The second time we made the chana dal recipe, I made a chickpea salad to go along with it. I may have mentioned on the blog that I love chickpea salads, so I was excited to try one with an Indian twist to it. I mostly followed a recipe for Indian-spiced chickpea salad with yogurt and herbs by Chef Jerry Traunfeld that I found on Food & Wine, making just a few adjustments.
The ingredients I used were (amounts from original recipe here, but I mostly eyeballed it):
- 2 cans of chickpeas, drained and rinsed ($1.56)
- 2 spoonfuls of coconut oil ($0.20)
- 1 tsp brown mustard seeds ($0.20) *
- 3/4 tsp cumin seeds ($0.05) *
- 3/4 tsp fennel seeds ($0.20) *
- 1/4 tsp red pepper flakes ($0.05) *
- 3/4 cup whole milk yogurt ($1.50)
- 1 tbsp lemon juice ($0.15)
- 6 scallions, finely chopped ($0.43)
- handful of chopped cilantro ($0.40)
- handful of chopped mint ($0.90)
- salt to taste ($0.05)
With estimations for the approximate amount of the spices, the dish was approximately $5.69. We ate it with the dal and a little bit of rice for a tasty, affordable dinner. Compared to the original recipe, I swapped out peanut oil for coconut oil (since we don't own peanut oil) and used a lot more scallions (since ours were nearing the end of their life and I wanted to use them up). Otherwise, I mostly kept to the original other than not measuring amounts. In the future, I would use more of the starred spices (see last paragraph of this post), so the price would be slightly more, but not dramatically so.
The most time-intensive part of the salad was the washing and chopping, which I expected, and the fact that I was trying to do all that while working on the dal at the same time. Anyway, the basic steps were:
1. Drain, rinse, and dry chickpeas.
2. Make spice oil in small skillet. Heat coconut oil. Add mustard seeds. Cover skillet with a splatter guard and heat mustard seeds until they stop popping. Add cumin seeds, fennel seeds, and red pepper flakes. Cook until fragrant (but not more than 30 seconds). Remove from heat and pour on top of chickpeas.
(As a side note, after making this, I'm starting to wonder if I was always "under-toasting" mustard seeds. I remember before the first time I cooked with mustard seeds, I had read something which warned about mustard seeds tasting really unpleasant if you heated them for too long. I don't recall them popping as much as they did this time the other times I made them. Now I know!)
3. Add cilantro, scallions, mint, yogurt, lemon juice to the chickpeas. Add salt to taste. Mix together well and eat.
(That's the order you're supposed to do them in. Did I mention we have a small kitchen and not much counter space? In order to get everything chopped, I ended up adding the scallions and cilantro before the hot oil, and then just tried to pour the hot oil directly on the section of the bowl that only held chickpeas. Seemed fine.)
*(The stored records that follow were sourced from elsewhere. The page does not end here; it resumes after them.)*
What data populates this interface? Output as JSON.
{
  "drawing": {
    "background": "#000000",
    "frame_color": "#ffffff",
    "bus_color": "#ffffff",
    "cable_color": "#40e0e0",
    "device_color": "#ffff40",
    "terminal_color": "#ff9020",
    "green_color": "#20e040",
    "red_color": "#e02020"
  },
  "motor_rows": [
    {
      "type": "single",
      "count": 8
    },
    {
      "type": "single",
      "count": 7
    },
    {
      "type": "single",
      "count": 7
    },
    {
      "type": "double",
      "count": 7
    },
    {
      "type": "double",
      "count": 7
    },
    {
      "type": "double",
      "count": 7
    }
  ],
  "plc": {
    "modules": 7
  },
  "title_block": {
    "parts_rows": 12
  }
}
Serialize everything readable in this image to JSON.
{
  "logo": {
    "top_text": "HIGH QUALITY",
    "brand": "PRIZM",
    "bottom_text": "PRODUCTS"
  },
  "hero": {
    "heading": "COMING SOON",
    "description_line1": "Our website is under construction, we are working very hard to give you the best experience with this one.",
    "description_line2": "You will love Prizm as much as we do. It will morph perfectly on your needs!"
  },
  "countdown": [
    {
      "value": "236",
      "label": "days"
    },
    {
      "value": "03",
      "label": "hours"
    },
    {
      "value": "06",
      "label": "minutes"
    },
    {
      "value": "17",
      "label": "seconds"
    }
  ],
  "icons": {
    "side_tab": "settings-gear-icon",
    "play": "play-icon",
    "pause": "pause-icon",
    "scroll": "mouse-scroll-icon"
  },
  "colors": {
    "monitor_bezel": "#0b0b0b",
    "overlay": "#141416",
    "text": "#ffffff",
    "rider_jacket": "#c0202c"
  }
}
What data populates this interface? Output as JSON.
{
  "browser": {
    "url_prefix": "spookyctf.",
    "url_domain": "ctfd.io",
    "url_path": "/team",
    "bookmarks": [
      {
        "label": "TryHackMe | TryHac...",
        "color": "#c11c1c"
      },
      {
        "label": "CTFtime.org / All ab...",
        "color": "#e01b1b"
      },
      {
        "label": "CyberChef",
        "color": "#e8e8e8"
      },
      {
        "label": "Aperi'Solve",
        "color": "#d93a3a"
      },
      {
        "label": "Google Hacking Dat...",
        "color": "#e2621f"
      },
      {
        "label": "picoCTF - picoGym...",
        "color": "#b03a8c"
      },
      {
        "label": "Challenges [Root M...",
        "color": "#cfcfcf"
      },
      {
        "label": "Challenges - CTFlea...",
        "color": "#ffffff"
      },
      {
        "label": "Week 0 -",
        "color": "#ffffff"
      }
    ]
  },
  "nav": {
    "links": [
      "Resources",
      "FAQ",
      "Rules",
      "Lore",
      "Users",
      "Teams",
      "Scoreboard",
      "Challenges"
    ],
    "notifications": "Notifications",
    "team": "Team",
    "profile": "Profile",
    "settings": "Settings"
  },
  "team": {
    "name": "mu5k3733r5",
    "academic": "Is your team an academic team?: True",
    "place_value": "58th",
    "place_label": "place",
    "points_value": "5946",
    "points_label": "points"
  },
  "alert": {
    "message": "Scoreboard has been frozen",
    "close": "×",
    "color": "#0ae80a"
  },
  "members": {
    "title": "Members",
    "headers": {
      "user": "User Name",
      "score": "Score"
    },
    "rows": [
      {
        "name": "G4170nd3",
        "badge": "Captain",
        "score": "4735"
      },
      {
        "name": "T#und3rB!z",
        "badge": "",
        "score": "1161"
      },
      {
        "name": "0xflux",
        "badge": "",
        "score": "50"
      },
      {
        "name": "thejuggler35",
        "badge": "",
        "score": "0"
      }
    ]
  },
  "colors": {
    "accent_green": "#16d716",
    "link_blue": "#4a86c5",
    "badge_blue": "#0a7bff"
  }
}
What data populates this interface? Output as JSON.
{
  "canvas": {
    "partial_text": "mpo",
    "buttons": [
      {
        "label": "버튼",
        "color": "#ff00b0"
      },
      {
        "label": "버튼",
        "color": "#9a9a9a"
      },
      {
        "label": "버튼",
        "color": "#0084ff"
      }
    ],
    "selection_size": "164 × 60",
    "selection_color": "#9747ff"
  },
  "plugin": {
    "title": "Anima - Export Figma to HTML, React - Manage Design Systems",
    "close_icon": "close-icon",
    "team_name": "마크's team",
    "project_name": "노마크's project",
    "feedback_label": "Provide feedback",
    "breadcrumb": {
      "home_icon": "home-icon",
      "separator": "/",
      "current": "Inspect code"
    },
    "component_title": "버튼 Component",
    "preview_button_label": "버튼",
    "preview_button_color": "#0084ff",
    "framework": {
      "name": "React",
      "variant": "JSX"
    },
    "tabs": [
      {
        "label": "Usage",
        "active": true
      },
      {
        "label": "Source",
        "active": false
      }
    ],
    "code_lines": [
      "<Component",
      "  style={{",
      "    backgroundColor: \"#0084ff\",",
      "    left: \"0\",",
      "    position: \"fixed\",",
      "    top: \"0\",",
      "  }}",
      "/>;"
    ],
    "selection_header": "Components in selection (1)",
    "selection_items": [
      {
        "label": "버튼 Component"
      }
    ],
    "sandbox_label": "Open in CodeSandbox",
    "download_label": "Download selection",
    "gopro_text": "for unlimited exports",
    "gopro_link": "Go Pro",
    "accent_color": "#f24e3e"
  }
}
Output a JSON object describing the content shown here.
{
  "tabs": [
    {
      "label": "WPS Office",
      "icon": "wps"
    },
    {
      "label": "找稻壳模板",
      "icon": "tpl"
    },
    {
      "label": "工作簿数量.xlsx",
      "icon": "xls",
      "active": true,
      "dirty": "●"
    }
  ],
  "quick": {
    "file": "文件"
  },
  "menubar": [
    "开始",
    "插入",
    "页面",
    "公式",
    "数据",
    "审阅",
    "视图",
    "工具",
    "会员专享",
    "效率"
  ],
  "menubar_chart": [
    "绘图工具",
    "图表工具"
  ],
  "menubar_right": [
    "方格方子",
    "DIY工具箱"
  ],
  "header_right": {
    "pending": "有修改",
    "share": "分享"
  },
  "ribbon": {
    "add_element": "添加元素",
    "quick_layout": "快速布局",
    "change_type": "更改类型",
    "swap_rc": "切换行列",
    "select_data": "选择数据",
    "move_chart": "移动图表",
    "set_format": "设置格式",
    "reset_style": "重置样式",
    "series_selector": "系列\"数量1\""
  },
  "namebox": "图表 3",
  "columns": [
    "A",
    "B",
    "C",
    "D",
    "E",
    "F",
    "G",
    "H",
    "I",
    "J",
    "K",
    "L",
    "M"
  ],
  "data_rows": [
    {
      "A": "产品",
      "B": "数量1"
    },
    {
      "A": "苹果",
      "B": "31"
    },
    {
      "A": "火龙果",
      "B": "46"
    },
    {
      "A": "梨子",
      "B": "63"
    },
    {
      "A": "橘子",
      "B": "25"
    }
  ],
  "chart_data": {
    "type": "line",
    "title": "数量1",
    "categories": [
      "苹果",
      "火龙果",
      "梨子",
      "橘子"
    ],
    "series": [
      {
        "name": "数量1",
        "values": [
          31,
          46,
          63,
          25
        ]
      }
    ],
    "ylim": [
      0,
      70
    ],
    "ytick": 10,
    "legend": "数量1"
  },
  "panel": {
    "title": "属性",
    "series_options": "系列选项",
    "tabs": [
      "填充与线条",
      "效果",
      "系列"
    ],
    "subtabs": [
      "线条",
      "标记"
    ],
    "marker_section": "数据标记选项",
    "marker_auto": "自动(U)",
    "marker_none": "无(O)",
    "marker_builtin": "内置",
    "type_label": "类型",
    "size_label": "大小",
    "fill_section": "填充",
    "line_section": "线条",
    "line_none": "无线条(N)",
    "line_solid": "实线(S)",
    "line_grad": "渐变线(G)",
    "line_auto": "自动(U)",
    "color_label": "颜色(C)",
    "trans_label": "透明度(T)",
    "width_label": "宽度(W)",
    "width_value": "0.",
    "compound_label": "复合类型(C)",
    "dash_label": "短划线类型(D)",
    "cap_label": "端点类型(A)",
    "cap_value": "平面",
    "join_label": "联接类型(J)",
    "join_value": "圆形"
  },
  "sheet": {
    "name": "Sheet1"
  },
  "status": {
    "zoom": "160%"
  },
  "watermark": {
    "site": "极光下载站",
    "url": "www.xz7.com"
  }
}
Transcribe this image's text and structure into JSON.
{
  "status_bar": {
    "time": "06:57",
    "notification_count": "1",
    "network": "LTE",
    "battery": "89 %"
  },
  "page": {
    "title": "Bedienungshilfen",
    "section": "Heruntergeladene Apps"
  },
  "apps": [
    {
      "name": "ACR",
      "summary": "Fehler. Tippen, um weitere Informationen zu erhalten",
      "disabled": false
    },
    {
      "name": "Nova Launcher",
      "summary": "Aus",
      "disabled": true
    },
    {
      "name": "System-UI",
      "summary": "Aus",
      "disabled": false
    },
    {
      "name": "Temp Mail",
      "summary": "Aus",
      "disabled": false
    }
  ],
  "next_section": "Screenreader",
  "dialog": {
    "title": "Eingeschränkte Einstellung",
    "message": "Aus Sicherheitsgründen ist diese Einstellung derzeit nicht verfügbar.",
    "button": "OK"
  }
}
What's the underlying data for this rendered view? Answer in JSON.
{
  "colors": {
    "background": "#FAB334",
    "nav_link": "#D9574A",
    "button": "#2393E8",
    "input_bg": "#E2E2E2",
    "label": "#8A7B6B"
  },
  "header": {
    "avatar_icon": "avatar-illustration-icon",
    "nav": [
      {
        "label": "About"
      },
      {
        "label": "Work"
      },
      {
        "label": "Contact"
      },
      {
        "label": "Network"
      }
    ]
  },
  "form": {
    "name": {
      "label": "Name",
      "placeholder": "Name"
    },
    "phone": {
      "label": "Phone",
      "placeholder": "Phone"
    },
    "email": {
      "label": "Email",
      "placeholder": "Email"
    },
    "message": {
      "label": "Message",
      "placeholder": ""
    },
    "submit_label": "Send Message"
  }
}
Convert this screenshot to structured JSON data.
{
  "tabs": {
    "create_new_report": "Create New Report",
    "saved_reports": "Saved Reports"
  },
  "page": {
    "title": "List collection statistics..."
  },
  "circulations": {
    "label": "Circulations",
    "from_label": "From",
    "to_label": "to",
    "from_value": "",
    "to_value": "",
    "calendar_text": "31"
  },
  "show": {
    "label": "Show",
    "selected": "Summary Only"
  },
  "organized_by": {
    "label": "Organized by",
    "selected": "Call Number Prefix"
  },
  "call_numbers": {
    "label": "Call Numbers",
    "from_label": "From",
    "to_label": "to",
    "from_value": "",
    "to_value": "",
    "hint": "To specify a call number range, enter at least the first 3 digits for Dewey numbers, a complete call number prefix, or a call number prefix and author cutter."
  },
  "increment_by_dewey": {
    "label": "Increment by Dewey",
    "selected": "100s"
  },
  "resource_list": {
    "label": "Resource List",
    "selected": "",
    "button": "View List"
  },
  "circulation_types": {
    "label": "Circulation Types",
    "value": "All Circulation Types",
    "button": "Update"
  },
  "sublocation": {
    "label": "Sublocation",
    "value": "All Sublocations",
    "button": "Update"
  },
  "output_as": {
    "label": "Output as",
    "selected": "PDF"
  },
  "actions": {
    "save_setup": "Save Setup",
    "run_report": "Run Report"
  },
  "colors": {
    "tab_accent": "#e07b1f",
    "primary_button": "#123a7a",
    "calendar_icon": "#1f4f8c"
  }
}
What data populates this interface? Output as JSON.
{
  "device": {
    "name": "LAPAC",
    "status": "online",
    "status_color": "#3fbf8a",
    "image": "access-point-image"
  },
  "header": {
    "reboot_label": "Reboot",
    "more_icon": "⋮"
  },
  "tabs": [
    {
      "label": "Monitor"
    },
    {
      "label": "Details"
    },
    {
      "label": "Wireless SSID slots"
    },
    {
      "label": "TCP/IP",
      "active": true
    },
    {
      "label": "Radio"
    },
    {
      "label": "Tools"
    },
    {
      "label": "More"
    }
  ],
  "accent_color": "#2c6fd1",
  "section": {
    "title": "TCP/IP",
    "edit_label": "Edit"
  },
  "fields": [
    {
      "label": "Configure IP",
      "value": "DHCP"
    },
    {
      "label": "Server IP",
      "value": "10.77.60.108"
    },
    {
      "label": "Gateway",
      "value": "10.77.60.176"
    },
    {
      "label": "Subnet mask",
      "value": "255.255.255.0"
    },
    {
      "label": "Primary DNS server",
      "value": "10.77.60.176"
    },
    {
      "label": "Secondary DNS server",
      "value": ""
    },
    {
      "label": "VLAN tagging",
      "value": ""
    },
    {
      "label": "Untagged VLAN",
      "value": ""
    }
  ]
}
This salad was really good. It was light and fresh because of all the scallions and herbs and yogurt, and the flavors of the spices were a nice change from the chickpea salads we usually make. The only change I think I would make in the future is to use more of the spices, probably double the amount. It was good as it was, but we think that would make it even better. We would definitely make this again.